We missed this earlier.
B.P. Kanungo, Deputy Governor, Reserve Bank of India, said that the central bank favoured competition and innovation in every field including payments systems and allowing non-banks into the payment ecosystem was done to foster this. He said that the central bank giving the go-ahead to non-banking entities to set up PPIs and establish while label ATMs, helped create innovation and that this will guide the regulatory philosophy in the coming years as well. This is in stark contrast with the Ratan Watal Committee report, which recommended the formation of a Payments Regulatory Board (PRB) which would regulate payments in the country. The PRB would look at regulation of payments independent from the function of central banking. The PRB can be formed by making the Board for Payment and Settlement Systems more independent by introducing members from outside the RBI.
The Watal Committee pointed that payments systems run by the RBI to favour banks: “The most notable distortion in the market, is the case of RTGS, NEFT and NECS, where the RBI performs both commercial functions, as well as regulatory functions. This leads to a conflict of interest, and goes against the principles of competitive neutrality.” It was also reported in the press that the central bank had other reservations on some of the committee’s recommendations like data and consumer protection and Separation of banking and payments.

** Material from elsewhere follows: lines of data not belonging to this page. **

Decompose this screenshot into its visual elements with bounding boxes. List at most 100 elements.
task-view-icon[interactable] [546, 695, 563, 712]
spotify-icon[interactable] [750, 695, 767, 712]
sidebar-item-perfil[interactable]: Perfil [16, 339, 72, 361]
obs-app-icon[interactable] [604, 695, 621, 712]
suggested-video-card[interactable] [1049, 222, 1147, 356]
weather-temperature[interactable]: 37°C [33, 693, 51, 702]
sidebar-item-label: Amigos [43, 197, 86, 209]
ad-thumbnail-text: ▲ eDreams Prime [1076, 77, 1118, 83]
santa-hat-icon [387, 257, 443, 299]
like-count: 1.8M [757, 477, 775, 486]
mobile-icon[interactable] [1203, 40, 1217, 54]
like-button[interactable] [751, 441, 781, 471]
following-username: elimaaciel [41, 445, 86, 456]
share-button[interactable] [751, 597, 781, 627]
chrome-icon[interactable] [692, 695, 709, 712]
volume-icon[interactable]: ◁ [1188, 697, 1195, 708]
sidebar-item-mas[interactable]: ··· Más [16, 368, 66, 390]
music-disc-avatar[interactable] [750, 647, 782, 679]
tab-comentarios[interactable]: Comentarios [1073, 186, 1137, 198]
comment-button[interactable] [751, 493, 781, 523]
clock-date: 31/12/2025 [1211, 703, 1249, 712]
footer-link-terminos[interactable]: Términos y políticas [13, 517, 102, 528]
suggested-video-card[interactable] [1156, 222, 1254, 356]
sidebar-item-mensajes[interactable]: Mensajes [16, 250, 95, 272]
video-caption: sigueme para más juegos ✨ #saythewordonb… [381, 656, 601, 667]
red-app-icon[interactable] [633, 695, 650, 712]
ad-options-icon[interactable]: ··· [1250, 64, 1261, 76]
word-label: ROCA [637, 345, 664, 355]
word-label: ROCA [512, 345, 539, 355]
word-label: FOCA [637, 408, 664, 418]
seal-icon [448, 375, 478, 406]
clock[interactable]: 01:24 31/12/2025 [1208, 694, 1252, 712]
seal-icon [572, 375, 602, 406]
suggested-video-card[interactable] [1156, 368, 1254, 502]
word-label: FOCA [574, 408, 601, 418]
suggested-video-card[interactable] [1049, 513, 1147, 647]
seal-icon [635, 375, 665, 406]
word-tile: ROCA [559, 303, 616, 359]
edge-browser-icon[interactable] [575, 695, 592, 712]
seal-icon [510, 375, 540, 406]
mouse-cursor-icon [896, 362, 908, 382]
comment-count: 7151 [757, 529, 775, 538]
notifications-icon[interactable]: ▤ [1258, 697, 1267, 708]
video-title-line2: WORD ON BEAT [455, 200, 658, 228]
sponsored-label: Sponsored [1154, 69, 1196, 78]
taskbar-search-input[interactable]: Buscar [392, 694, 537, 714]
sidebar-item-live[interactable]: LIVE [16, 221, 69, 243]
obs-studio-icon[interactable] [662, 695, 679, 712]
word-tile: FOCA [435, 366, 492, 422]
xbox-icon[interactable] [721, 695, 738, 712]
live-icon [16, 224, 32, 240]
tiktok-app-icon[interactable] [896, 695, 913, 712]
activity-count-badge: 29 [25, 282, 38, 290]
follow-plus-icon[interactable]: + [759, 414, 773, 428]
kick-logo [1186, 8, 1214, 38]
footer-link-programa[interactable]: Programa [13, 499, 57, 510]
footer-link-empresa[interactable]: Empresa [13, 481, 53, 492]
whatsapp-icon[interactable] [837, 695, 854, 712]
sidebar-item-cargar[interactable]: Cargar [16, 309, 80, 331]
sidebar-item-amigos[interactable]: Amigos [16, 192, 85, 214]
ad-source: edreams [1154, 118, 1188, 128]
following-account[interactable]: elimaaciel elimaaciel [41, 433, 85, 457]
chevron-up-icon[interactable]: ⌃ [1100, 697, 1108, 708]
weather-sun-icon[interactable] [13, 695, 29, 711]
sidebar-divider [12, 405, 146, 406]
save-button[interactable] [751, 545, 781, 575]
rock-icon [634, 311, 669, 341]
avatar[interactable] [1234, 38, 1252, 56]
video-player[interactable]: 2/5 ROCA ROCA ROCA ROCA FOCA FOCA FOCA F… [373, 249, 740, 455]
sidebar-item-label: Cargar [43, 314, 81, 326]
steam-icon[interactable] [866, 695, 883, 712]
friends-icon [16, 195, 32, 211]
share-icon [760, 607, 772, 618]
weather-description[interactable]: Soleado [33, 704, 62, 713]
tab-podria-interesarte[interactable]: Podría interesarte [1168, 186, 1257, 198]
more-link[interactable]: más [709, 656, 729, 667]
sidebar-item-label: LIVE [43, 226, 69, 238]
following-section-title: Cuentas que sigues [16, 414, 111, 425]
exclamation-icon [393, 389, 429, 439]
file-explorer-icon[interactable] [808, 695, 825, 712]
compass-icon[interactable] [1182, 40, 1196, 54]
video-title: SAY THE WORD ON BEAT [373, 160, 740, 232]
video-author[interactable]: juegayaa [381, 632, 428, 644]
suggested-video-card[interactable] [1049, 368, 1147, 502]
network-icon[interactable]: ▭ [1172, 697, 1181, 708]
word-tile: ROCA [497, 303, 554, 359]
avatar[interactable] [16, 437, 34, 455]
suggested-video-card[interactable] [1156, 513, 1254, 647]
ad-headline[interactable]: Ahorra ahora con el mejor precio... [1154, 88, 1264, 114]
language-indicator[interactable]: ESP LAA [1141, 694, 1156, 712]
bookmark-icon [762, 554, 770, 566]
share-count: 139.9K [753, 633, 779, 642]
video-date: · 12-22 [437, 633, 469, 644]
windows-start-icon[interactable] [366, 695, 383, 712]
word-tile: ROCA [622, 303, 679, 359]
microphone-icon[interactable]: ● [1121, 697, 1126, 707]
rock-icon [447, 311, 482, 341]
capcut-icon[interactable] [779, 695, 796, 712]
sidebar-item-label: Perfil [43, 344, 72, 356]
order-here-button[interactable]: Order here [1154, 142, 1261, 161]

Quest to improve digital payments
Speaking at the National Payments Corporation of India (NPCI) National Payments Excellence Awards function in May, the deputy governor, among other things, highlighted some aspects of digital payments that ought to be improved going forward. Explaining that the RBI gets many complaints related to failure of transactions, Kanungo said that in India, especially when new users are being initiated into digital transactions, if their early experience is less than wholesome, “they are put off, and fall back on non-digital means.” He also claimed that while an elaborate machinery is in place for redressing banking-related customer complaints, the same cannot be said about redressal of complaints in the digital space and needs to be put in place.
Kanungo also stressed on improving consumer awareness not only on the various payment options and features available but even on the grievance redressal mechanisms available. He noted that this digital/financial illiteracy transcends across all geographies and regions, including rural, semi-urban, north and south. He went on say that the staff at the front desks of bank branches are also equally ignorant on matters concerning digital financial transactions. “Are we doing enough to educate the public? Should it be the responsibility of the regulator alone? The answer is no,” he said.
The Deputy Governor then wondered if country might be having too many products in the payments space; some of which have possibly outlived their utility. The market and users should encourage some consolidation in this regard —exit routes for some of these payment service providers and products should be ‘actively pursued’, he suggested. He, however, conversely noted that the payment systems in India which are amongst the best in the world. He attributed this to the collaborative efforts of all stakeholders.